Four new species of rare carnivorous sponge have been found off the coast of southern California.
Thriving in the lightless depths of the deep sea, some sponges were discovered to be carnivorous around two decades ago. Since then, only seven species have been discovered in the northeastern Pacific ocean.
Yet a new study led by the Monterey Bay Aquarium Research Institute has found four new types of "killer" sponge, living on the seabed between the Pacific Northwest and Baja California.
The animals, which resemble small shrubs, are covered in tiny hairs which consist of microscopic hooks, used to ensnare small animals such as amphipods. Once the prey is trapped, it is engulfed and digested by the sponge cells. The process takes just a few days until an empty shell is left.
MBARI researchers videotaped the new sponges on the seafloor, then collected a few samples for taxonomic work and species-reference collections.
Lonny Lundsten, Henry Reiswig, and William Austin, who discovered the sponges, stated they had found "numerous crustacean prey in various states of decomposition".
Sponges feed on bacteris and single-celled organisms which are filtered from the surrounding water.
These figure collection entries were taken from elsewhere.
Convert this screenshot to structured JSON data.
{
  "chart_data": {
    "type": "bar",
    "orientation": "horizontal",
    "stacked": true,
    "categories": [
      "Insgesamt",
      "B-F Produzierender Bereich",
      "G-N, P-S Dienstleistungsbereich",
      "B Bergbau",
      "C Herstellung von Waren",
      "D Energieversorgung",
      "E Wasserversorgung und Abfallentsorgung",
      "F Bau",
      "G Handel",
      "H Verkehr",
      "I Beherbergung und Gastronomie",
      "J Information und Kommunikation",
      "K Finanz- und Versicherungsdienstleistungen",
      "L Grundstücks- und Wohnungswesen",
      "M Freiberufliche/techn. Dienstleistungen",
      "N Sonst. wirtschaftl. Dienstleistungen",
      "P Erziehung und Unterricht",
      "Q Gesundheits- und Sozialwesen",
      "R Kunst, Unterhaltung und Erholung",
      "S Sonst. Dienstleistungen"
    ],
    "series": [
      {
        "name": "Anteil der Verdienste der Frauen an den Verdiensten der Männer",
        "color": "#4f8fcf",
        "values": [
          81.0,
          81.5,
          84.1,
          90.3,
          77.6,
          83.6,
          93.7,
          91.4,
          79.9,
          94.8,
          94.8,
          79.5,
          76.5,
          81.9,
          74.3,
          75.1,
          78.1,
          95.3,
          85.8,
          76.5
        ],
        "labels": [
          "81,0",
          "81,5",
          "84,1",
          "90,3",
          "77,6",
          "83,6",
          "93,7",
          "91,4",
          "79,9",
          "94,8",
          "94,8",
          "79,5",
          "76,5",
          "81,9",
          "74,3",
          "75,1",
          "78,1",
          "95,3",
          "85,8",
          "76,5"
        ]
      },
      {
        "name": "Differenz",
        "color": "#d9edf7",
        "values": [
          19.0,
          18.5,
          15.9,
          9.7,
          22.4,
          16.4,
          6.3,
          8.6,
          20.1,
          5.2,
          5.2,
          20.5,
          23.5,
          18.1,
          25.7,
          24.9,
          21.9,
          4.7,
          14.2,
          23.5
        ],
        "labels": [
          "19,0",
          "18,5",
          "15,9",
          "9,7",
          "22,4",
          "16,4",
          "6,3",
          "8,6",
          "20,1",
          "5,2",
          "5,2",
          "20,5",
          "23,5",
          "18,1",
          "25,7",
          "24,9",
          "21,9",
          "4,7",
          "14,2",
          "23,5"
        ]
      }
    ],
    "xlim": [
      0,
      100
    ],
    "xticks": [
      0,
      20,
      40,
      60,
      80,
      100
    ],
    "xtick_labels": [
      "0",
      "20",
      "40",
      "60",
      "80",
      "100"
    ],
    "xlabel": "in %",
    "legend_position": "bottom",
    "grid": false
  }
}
They contain specialised cells called choancytes, whose tails move to create a flow of water which brings food to the sponge.
"To keep beating the whip-like tails of the choancytes takes a lot of energy," Lundsten explained. "And food is hard to come by in the deep sea. So these sponges trap larger, more nutrient-dense organisms, like crustaceans, using beautiful and intricate microscopic hooks."
Two of the sponges have the genus Asbestopluma. Asbestopluma monticola, one of the sponges, was first collected from the top of Davidson Seamount, an extinct underwater volcano off the Central California coast.
A second new species, Asbestopluma rickettsi, was named after marine biologist Ed Ricketts, who was immortalised in John Steinbeck's Cannery Row.
The third and fourth new species of carnivorous sponges were observed near deep-sea hydrothermal vents, where plumes of hot, mineral-rich water flow out of the seafloor. One new species, Cladorhiza caillieti, was found on recent lava flows along the Juan de Fuca Ridge, a volcanic ridge offshore of Vancouver Island.
The fourth sponge, Cladorhiza evae, was found far to the south, in a newly discovered hydrothermal vent field along the Alarcon Rise, off the tip of Baja California.